Jakarta, CNN Indonesia -- Menteri Koordinator Bidang Perekonomian Darmin Nasution membenarkan bahwa kesediaan pemerintah memperlonggar syarat pengampunan pajak akibat kritik yang dilontarkan pelaku usaha.
“Awalnya itu permintaan para pengusaha, kalau mereka minta kan tandanya berminat ikut. Makanya diberi pelonggaran itu,” kata Darmin, Jumat (23/9).

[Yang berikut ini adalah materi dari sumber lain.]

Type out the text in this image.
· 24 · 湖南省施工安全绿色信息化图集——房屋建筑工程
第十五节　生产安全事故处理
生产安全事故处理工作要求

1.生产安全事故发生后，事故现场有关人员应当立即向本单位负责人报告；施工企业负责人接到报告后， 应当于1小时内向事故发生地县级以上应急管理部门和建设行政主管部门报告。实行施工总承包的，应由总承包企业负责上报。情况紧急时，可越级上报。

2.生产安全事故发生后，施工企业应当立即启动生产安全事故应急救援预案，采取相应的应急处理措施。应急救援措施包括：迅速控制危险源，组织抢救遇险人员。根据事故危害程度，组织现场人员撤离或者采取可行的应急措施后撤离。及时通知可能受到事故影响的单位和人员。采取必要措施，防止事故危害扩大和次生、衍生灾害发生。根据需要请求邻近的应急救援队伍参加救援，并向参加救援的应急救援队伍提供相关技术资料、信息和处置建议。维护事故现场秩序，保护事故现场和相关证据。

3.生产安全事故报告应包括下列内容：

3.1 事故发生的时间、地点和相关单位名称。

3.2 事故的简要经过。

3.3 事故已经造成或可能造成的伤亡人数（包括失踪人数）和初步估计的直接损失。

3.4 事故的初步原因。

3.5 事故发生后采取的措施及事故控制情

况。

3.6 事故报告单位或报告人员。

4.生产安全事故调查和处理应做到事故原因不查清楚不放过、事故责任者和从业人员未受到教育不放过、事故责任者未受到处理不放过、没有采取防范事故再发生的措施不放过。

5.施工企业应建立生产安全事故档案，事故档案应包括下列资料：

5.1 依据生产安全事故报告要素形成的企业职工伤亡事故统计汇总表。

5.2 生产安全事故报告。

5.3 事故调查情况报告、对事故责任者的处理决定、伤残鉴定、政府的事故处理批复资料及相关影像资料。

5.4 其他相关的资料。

Kemarin (22/9) malam di Istana Negara, Presiden Joko Widodo (Jokowi) mengabulkan permintaan para pengusaha untuk melonggarkan ketentuan mengikuti amnesti pajak.
ADVERTISEMENT
SCROLL TO CONTINUE WITH CONTENT
Jokowi meminta Menteri Keuangan Sri Mulyani Indrawati untuk menerima pendaftaran amnesti cukup dengan syarat menyerahkan Surat Pernyataan Harta (SPH), tanpa harus melengkapi persyaratannya pada saat itu juga.
Dengan begitu, para pengusaha itu masih bisa mengikuti amnesti pajak di periode pertama yang memiliki tarif tebusan paling rendah. Meskipun, persyaratan administrasinya belum lengkap. Menurut Sri Mulyani, kelonggaran tersebut akan diberlakukan sampai Desember 2016 dengan payung hukum Peraturan Menteri Keuangan.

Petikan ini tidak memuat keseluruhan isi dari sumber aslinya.